Jeudi en fin d’après-midi, l’Elysée avait fait part de son intention d’organiser ce grand débat, format inédit pour la visite d’un chef de l’Etat au Salon de l’agriculture, entre Emmanuel Macron et «l’ensemble des acteurs du monde agricole». Quelques centaines de personnes, responsables syndicaux, industriels et dirigeants d’associations environnementales ou de la grande distribution sont attendues selon l’Elysée en précisant qu’Emmanuel Macron souhaitait un échange «le plus riche possible, à bâtons rompus, dans un état d’esprit républicain mais sans filtre». Il «aura l’occasion de refixer un cap pour l’agriculture française à horizon 2030 en conclusion de ce débat», qui devrait durer au moins deux heures et se tenir dans un «ring», traditionnel lieu de présentation des animaux, n’a pas manqué de préciser un conseiller présidentiel.
Les diverses annonces du gouvernement et de l’Union européenne depuis le début du mouvement de fronde des agriculteurs semblent pourtant les laisser sur leur faim. Blocages de routes et contrôles dans les supermarchés, les actions coup de poing ont repris de plus belle depuis mercredi après une intervention du Premier ministre Gabriel Attal récapitulant les chantiers engagés ces dernières semaines pour améliorer et simplifier la vie des agriculteurs, sur les pesticides, les saisonniers ou la rémunération.

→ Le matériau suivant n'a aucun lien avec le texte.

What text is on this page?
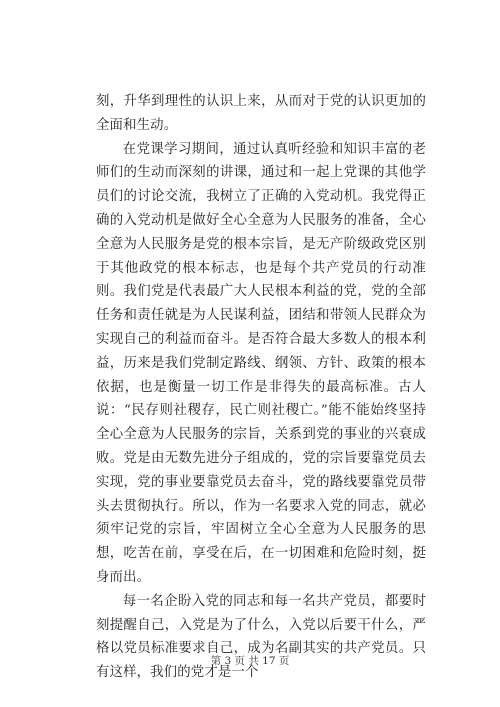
刻，升华到理性的认识上来，从而对于党的认识更加的全面和生动。

在党课学习期间，通过认真听经验和知识丰富的老师们的生动而深刻的讲课，通过和一起上党课的其他学员们的讨论交流，我树立了正确的入党动机。我党得正确的入党动机是做好全心全意为人民服务的准备，全心全意为人民服务是党的根本宗旨，是无产阶级政党区别于其他政党的根本标志，也是每个共产党员的行动准则。我们党是代表最广大人民根本利益的党，党的全部任务和责任就是为人民谋利益，团结和带领人民群众为实现自己的利益而奋斗。是否符合最大多数人的根本利益，历来是我们党制定路线、纲领、方针、政策的根本依据，也是衡量一切工作是非得失的最高标准。古人说：“民存则社稷存，民亡则社稷亡。”能不能始终坚持全心全意为人民服务的宗旨，关系到党的事业的兴衰成败。党是由无数先进分子组成的，党的宗旨要靠党员去实现，党的事业要靠党员去奋斗，党的路线要靠党员带头去贯彻执行。所以，作为一名要求入党的同志，就必须牢记党的宗旨，牢固树立全心全意为人民服务的思想，吃苦在前，享受在后，在一切困难和危险时刻，挺身而出。

每一名企盼入党的同志和每一名共产党员，都要时刻提醒自己，入党是为了什么，入党以后要干什么，严格以党员标准要求自己，成为名副其实的共产党员。只有这样，我们的党才是一个

第 3 页 共 17 页
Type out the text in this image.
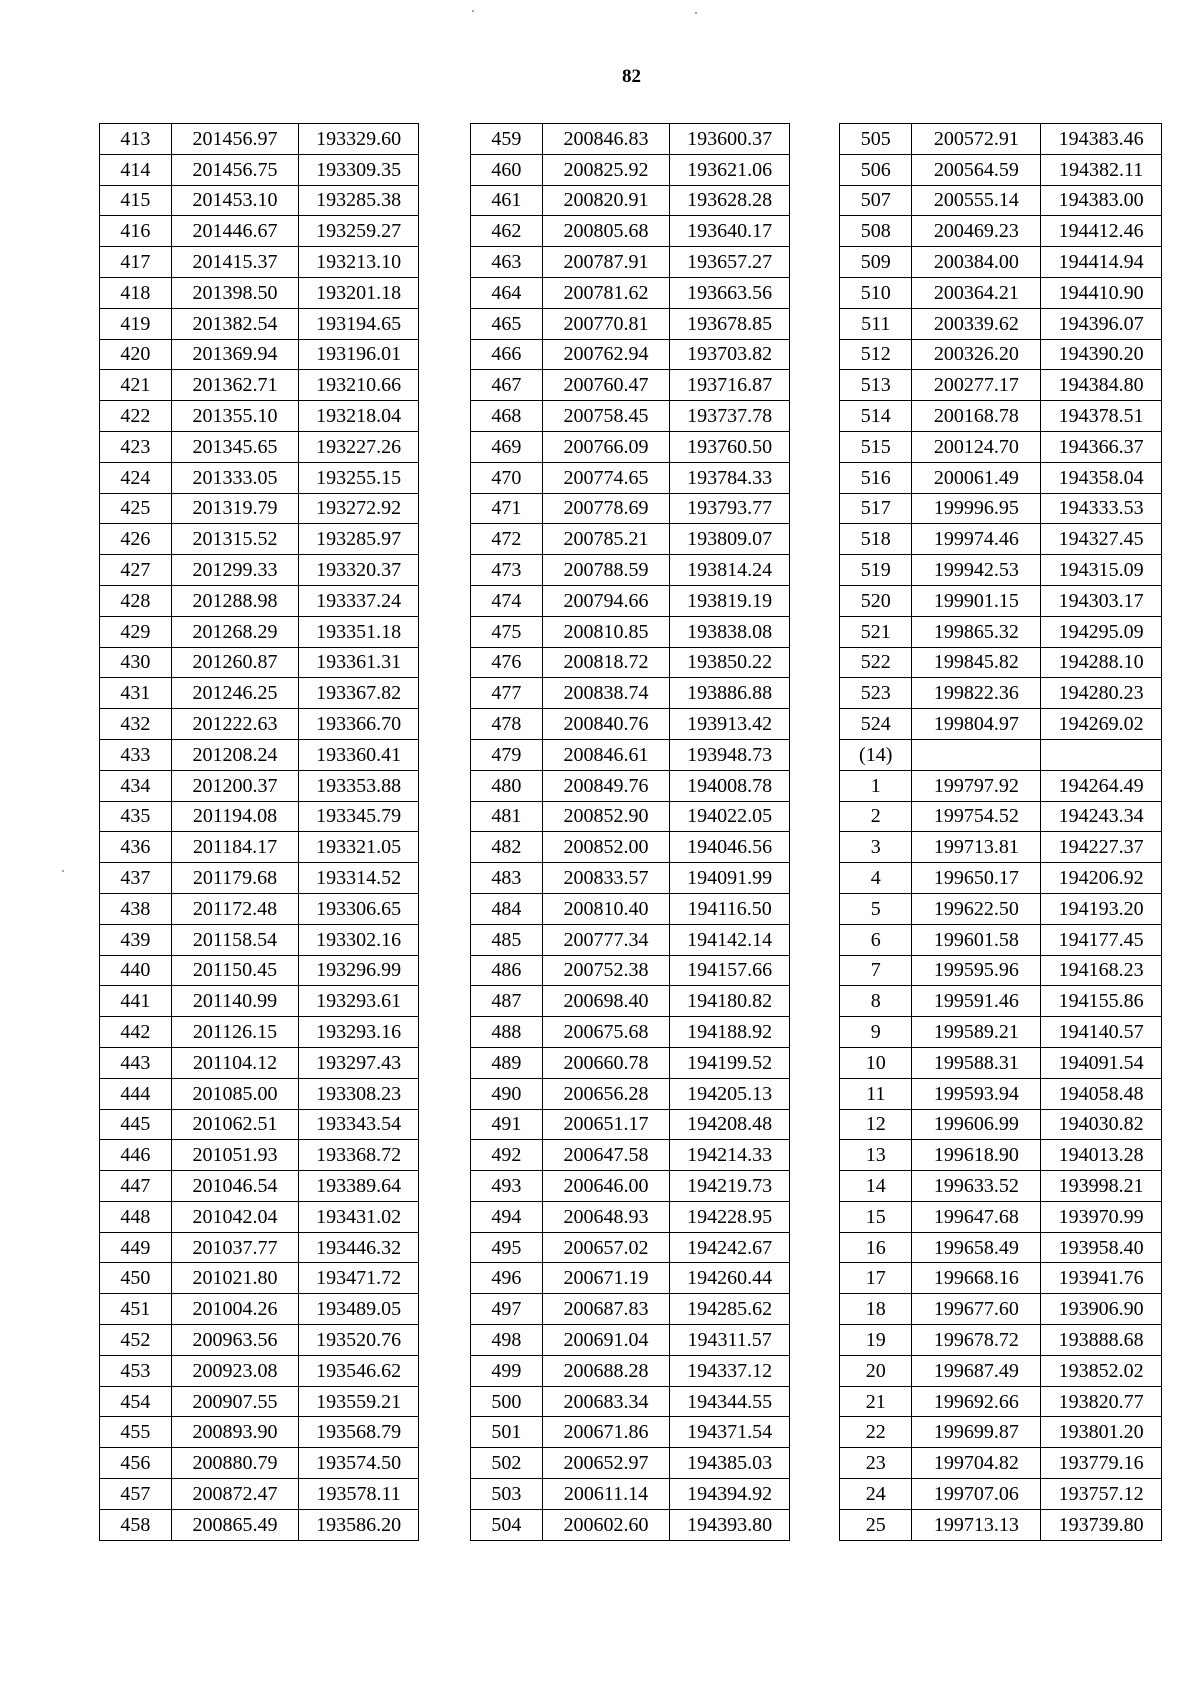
82
413	201456.97	193329.60
414	201456.75	193309.35
415	201453.10	193285.38
416	201446.67	193259.27
417	201415.37	193213.10
418	201398.50	193201.18
419	201382.54	193194.65
420	201369.94	193196.01
421	201362.71	193210.66
422	201355.10	193218.04
423	201345.65	193227.26
424	201333.05	193255.15
425	201319.79	193272.92
426	201315.52	193285.97
427	201299.33	193320.37
428	201288.98	193337.24
429	201268.29	193351.18
430	201260.87	193361.31
431	201246.25	193367.82
432	201222.63	193366.70
433	201208.24	193360.41
434	201200.37	193353.88
435	201194.08	193345.79
436	201184.17	193321.05
437	201179.68	193314.52
438	201172.48	193306.65
439	201158.54	193302.16
440	201150.45	193296.99
441	201140.99	193293.61
442	201126.15	193293.16
443	201104.12	193297.43
444	201085.00	193308.23
445	201062.51	193343.54
446	201051.93	193368.72
447	201046.54	193389.64
448	201042.04	193431.02
449	201037.77	193446.32
450	201021.80	193471.72
451	201004.26	193489.05
452	200963.56	193520.76
453	200923.08	193546.62
454	200907.55	193559.21
455	200893.90	193568.79
456	200880.79	193574.50
457	200872.47	193578.11
458	200865.49	193586.20
459	200846.83	193600.37
460	200825.92	193621.06
461	200820.91	193628.28
462	200805.68	193640.17
463	200787.91	193657.27
464	200781.62	193663.56
465	200770.81	193678.85
466	200762.94	193703.82
467	200760.47	193716.87
468	200758.45	193737.78
469	200766.09	193760.50
470	200774.65	193784.33
471	200778.69	193793.77
472	200785.21	193809.07
473	200788.59	193814.24
474	200794.66	193819.19
475	200810.85	193838.08
476	200818.72	193850.22
477	200838.74	193886.88
478	200840.76	193913.42
479	200846.61	193948.73
480	200849.76	194008.78
481	200852.90	194022.05
482	200852.00	194046.56
483	200833.57	194091.99
484	200810.40	194116.50
485	200777.34	194142.14
486	200752.38	194157.66
487	200698.40	194180.82
488	200675.68	194188.92
489	200660.78	194199.52
490	200656.28	194205.13
491	200651.17	194208.48
492	200647.58	194214.33
493	200646.00	194219.73
494	200648.93	194228.95
495	200657.02	194242.67
496	200671.19	194260.44
497	200687.83	194285.62
498	200691.04	194311.57
499	200688.28	194337.12
500	200683.34	194344.55
501	200671.86	194371.54
502	200652.97	194385.03
503	200611.14	194394.92
504	200602.60	194393.80
505	200572.91	194383.46
506	200564.59	194382.11
507	200555.14	194383.00
508	200469.23	194412.46
509	200384.00	194414.94
510	200364.21	194410.90
511	200339.62	194396.07
512	200326.20	194390.20
513	200277.17	194384.80
514	200168.78	194378.51
515	200124.70	194366.37
516	200061.49	194358.04
517	199996.95	194333.53
518	199974.46	194327.45
519	199942.53	194315.09
520	199901.15	194303.17
521	199865.32	194295.09
522	199845.82	194288.10
523	199822.36	194280.23
524	199804.97	194269.02
(14)		
1	199797.92	194264.49
2	199754.52	194243.34
3	199713.81	194227.37
4	199650.17	194206.92
5	199622.50	194193.20
6	199601.58	194177.45
7	199595.96	194168.23
8	199591.46	194155.86
9	199589.21	194140.57
10	199588.31	194091.54
11	199593.94	194058.48
12	199606.99	194030.82
13	199618.90	194013.28
14	199633.52	193998.21
15	199647.68	193970.99
16	199658.49	193958.40
17	199668.16	193941.76
18	199677.60	193906.90
19	199678.72	193888.68
20	199687.49	193852.02
21	199692.66	193820.77
22	199699.87	193801.20
23	199704.82	193779.16
24	199707.06	193757.12
25	199713.13	193739.80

Deux défilés de tracteurs sont prévus ce vendredi à Paris. Le premier, organisé par la Coordination rurale, débouchera vers midi près des Invalides. Le second, emmené par la FNSEA et les Jeunes agriculteurs, se terminera devant le Salon de l’agriculture en début de soirée.
Mise à jour à 11 h 30 avec les déclarations de Marc Fesneau ; puis à 13 h 38 avec «l’erreur» de l’Elysée.